The average price in California for a gallon of regular came to $3.80 on Friday, the highest in the country, according to GasBuddy.com. Hawaii had the second-highest, at $3.49 per gallon. The national average Friday was $2.85.

Fuel analysts say crude prices have gone up for a number of reasons — more people are driving as the economy adjusts to pandemic restrictions and vaccines become more widespread, and the OPEC cartel deciding to keep limits on production, thus tightening global supplies.

Immediately upon taking office, President Joe Biden revoked the cross-border permit for the Keystone XL pipeline that was poised to send about 800,000 barrels of oil a day from Canada to the Texas Gulf Coast and issued a 60-day suspension on new drilling permits and leases on federal land.

Patrick DeHaan, head of petroleum analysis for GasBuddy, said it’s too early to attribute those two moves to the recent run-up in prices.
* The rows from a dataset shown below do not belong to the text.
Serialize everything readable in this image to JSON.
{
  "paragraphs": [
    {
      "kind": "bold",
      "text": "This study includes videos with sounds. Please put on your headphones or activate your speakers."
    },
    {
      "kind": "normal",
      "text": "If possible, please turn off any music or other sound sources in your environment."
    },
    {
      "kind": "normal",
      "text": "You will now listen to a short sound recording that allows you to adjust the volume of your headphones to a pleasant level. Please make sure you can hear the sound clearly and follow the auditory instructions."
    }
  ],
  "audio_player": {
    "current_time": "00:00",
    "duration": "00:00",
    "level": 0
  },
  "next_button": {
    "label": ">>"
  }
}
“Keystone XL was meant to be a pipeline that was built for the future” when additional capacity would be needed, DeHaan said. Plus, although demand is rising, U.S. oil production remains about 3 million barrels per day below pre-pandemic levels.

“Oil companies would be foolish to say, ‘We’ll drill a new well’ instead of reactivating existing wells” until that 3-million-barrel-a-day shortfall is eliminated, DeHaan said. “When things get back to normal — whether it be one, two or three years — then potentially those issues could come to a head ... but none of those are a factor currently.”